Due to the pandemic, we transformed the forum into a virtual-first event that reached half a million viewers. I supported the partnerships team and coordinated the broadcast of the 2020 edition.
How do you use the knowledge and skills gained during your Chevening Fellowship?
One of the essential skills I’ve learnt was networking. I’m a people person so I’m used to getting to know and talking with different people throughout my whole life due to my career. After Chevening and the connections I made through my travels, meeting and friends, my network increased considerably — I’m very fortunate to have these contacts.
What were the practical learning elements in your programme? Do you get to apply the theories you gained in these experiences in your current job role?
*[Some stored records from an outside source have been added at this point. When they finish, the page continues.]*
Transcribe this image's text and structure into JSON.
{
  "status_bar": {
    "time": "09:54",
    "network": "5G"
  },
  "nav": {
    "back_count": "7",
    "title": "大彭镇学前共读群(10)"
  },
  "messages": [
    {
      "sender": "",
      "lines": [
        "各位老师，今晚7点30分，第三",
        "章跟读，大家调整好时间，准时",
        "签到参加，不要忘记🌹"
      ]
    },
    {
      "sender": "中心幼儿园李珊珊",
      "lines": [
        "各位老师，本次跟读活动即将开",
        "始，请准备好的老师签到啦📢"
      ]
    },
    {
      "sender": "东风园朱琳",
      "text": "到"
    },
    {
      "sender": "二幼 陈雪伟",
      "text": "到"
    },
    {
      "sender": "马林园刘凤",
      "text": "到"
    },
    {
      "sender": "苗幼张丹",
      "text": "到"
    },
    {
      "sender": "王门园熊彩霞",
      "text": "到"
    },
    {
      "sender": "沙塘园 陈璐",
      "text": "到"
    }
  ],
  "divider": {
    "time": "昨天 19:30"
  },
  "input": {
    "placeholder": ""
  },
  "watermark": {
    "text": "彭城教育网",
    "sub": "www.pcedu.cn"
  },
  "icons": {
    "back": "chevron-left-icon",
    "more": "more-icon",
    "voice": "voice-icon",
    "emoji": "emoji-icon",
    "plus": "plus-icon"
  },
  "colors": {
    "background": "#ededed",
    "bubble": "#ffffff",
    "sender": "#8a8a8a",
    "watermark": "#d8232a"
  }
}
During this programme, I have a mentor, a professional coach, loads of meetings and residential periods where I can also choose to do some trips and courses to learn more. It’s valuable to exchange knowledge with my cohort (25 people mostly from the UK including people from Egypt, China, Hong Kong, South Africa, and India). I’m the only Latin American in this group. We’ll finish in 2022 because of COVID-19.
Do you have any advice for international students looking to apply for a Chevening Fellowship?
For the scholarship, I recommend you to be yourselves in the application and the interview. Chevening looks for authentic people with big dreams and who take action to pursue transformation goals.
In 10 years, where would you like to be living and doing?
That’s a tricky question. After the pandemic, I stopped planning for the long term and started living each day, one by one. For now, I’m enjoying life in the UK as it’s crucial to maintain good mental health.